Until March 2020, the last week of school involved: tweaking, copying, administering and grading final exams, collecting textbooks, looking for missing calculators, saying goodbye to students, packing up my classroom – trying to purge some of my junk in an effort to slow down my transition to “teacher pack-rat.”  I can remember looking with a little bit of envy at my colleagues who could accurately assess their content with a lengthy multiple choice exam. Those colleagues did not really have to grade the final exams.  I can remember the mixed feelings I felt as I said goodbye to “my kids” from all of the classes. I would try to get my mind ready for any end of the year Professional Development, check-off lists, summer contact information requests, navigating District summer PDs, planning lunches with colleagues before we were too far removed from our lives at school to remember that we wanted to see each other. I can think of all of the “stuff” I would try to pack into my tiny classroom closet:  fans, cords, an electric hole-puncher, SmartBoard pens, and teacher editions of textbooks.  I can think of how I felt when a student would run into the room on the last teacher day, out of breath, to turn in the textbook before an obligation was submitted. I can remember turning off the lights to my classroom and walking down the hall, ready to leave my classroom keys in the office for the summer.

But on this day, all I can think about is that I am working on lesson plans for the last week of school.

I imagine that many of those end of the year activities will occur this year. But how will it feel? This quasi-normal hybrid teaching life is odd, to say the least. I can hear lyrics to a song from the Broadway show “Hamilton” in my mind…."The world turned upside down….”  And it has been. Since March 2020, everything involved with the art of “teaching” is different somehow. I could probably write a book about that – from my perspective.  I am sure that my colleagues all over the world have their own stories.

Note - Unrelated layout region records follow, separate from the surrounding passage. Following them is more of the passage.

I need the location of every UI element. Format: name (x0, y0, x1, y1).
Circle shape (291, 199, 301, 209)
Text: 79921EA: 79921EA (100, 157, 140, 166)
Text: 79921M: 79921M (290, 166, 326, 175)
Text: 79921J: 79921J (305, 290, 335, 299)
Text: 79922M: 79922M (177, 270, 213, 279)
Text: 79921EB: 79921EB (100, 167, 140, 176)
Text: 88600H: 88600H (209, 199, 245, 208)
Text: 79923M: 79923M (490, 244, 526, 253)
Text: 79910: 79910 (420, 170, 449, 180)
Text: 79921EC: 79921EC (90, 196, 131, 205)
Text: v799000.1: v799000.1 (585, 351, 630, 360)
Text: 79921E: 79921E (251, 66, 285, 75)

There are threads of normalcy in this madness, to be sure. Students will make sure that I feel that. Many students will bounce into the room – happy to see me – and I can’t help but feel a little lighter when I am around them. Seeing their eyes shining above the masks or the tops of their heads in the Zoom rectangles are what make this strangeness actually livable. A senior stopped in to see me today. The prom was last weekend. I started to think about graduation.  What will it be like to attend graduation out in the stadium? How will it feel to bid farewell to the rest of the students at the end of next week? How do you say goodbye through a computer screen?

All of these are fascinating questions.  And all of these questions are racing through my mind.  The joy and sadness of the end of any typical school year creeps into my thoughts.  Then, like clockwork, my mind creeps back to:

I am working on lesson plans for the last week of school…..

Mary E. Pinkston has been a math educator for twenty-nine years in the Brandywine School District in Wilmington, Delaware.  Mary has served on the executive boards of the Brandywine Education Association, the Delaware Council of Teachers of Mathematics, and the Delaware Professional Standards Board. A National Board Certified Teacher, Mary was the 2010 Delaware State Teacher of the Year, 2011 Presidential Awardee for Excellence in Science and Mathematics Education (Math), 2011 NEA Foundation Global Fellow and an NEA Foundation Awards for Teaching Excellence semifinalist. Mary also enjoys time with her church family, and involvement in several service organizations most notably, Delta Sigma Theta Sorority, Inc.